# Thread: How to solve for x in an equation

1. ## How to solve for x in an equation

Solve for x.
x^n = x^(1/n)

How would we solve for x in this case? Would we move the x^(1/n) over to the left side and set it to zero. Then we factor out the left side? Please help me with this. Thanks

2. Why have you encountered this equation? Perhaps it is only a thought / property question. Rephrase in words and think about it.

What number is alterered identically by a power and a root.

The square is the square root.
The cube is the cube root.

There are not too many candidates.

Does it make a difference if x is positive or negative?
Does it make a difference if n is odd or even?

Again, why have you encountered this equation?

3. This is the problem. I am stuck on b). I have concluded that in order to find point A we must set x^n = x^(1/n) equal to each other because that is where they intersect. After finding x we can plug it back in the equation to find y and thus we would have a coordinate. But the problem is I don't know how to find x. Is there a better way to solve this or am I on the right track? Thanks for the help.

4. Originally Posted by florx

This is the problem. I am stuck on b). I have concluded that in order to find point A we must set x^n = x^(1/n) equal to each other because that is where they intersect. After finding x we can plug it back in the equation to find y and thus we would have a coordinate. But the problem is I don't know how to find x. Is there a better way to solve this or am I on the right track? Thanks for the help.
In the given graphs, suppose n =2. So, In the parabola $y = x^2$, the coordinate pairs are $(x, x^2)$. You should be able to see that the following points are on the graph: (1, 1), (−1, 1), (2, 4), (−2, 4), and so on.

The graph of the square root function is related to $y = x^2$. The coördinate pairs are $(x,\sqrt{x})$. For example, (1, 1), (4, 2), (9, 3), and so on.

So for any n, the graph of $y=x^{\frac{1}{n}}$ will not be negative.

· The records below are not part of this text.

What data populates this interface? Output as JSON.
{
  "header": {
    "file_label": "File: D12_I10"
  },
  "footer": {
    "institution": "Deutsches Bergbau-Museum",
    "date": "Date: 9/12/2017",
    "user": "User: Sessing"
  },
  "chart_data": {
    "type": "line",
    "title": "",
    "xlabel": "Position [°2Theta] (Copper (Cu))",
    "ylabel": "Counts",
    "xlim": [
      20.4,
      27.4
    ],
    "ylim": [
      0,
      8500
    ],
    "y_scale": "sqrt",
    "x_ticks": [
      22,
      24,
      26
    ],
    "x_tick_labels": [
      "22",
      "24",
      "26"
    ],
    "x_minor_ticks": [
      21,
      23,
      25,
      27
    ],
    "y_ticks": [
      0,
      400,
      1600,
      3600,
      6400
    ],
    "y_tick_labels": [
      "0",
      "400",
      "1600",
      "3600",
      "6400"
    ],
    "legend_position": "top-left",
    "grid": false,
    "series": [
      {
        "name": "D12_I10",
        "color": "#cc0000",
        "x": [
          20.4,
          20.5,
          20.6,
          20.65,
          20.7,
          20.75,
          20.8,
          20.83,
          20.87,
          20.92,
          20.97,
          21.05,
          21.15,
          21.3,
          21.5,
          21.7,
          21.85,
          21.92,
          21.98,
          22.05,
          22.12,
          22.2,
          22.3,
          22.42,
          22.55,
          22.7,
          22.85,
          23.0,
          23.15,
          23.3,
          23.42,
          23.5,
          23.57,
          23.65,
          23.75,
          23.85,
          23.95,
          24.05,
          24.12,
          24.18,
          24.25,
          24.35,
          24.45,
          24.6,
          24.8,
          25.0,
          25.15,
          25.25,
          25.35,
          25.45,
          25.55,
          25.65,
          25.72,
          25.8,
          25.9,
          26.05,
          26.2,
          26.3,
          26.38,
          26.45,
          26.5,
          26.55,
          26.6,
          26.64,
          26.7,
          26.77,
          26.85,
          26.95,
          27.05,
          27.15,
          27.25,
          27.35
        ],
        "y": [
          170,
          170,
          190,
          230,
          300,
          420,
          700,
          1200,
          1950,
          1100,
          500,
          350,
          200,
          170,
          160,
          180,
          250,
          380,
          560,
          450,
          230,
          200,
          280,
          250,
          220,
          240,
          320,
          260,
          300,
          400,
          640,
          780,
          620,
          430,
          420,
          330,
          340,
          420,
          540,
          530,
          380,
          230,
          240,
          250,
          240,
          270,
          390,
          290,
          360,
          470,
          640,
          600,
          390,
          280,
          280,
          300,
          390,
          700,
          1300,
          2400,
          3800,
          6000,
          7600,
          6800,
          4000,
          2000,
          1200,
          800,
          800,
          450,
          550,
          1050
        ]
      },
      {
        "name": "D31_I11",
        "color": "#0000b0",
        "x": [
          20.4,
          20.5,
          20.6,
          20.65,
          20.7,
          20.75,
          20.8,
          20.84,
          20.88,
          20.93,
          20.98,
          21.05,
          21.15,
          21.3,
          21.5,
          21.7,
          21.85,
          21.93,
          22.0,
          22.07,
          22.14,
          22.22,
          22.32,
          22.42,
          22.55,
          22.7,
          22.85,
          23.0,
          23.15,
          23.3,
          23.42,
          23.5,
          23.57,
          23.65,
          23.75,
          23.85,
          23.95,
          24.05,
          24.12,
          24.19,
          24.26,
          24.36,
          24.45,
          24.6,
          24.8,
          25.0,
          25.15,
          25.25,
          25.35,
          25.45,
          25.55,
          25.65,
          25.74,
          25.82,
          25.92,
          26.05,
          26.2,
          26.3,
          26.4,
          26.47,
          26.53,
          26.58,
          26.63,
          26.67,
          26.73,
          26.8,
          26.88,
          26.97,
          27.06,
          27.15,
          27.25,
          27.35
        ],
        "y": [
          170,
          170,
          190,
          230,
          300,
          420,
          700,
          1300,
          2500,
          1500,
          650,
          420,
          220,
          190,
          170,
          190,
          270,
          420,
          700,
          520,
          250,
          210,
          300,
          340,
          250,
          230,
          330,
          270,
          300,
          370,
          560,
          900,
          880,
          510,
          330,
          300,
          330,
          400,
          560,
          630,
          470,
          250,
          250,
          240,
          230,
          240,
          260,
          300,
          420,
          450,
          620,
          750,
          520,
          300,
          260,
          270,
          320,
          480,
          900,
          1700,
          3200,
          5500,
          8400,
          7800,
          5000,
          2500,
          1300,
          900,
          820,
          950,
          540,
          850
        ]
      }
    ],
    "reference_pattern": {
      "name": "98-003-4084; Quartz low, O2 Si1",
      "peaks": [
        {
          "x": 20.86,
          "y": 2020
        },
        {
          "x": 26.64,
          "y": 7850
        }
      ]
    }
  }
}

5. So how would we explain that point A is (1,1)? The back of the book says that is the answer.

6. Hello, florx!

Your game plan is absolutely correct!

Solve for $x\!:\;\;x^n \:=\: x^{\frac{1}{n}}$

We have: . $x^n - x^{\frac{1}{n}} \;=\;0$

Factor: . $x^{\frac{1}{n}}\left(x^{\frac{n^2-1}{n}} - 1\right) \;=\;0$

And we have two equations to solve:

. . $x^{\frac{1}{n}} \:=\:0 \quad\Rightarrow\quad x \:=\:0^n \quad\Rightarrow\quad \boxed{x \:=\:0}$

. . $x^{\frac{n^1-1}{n}} - 1 \:=\:0 \quad\Rightarrow\quad x^{\frac{n^2-1}{n}} \:=\:1 \quad\Rightarrow\quad x \:=\:1^{\frac{n}{n^2-1}} \quad\Rightarrow\quad\boxed{x \:=\:1}\;\;\text{ for }n \neq \pm1$

7. That's just a little insane.

Back to my original question:
What number is alterered identically by a power and a root?

There are not too many candidates.
Only 0 and 1. finis.

Why drag through messy algebra with ambiguous exponents when it's really just a definition / property question?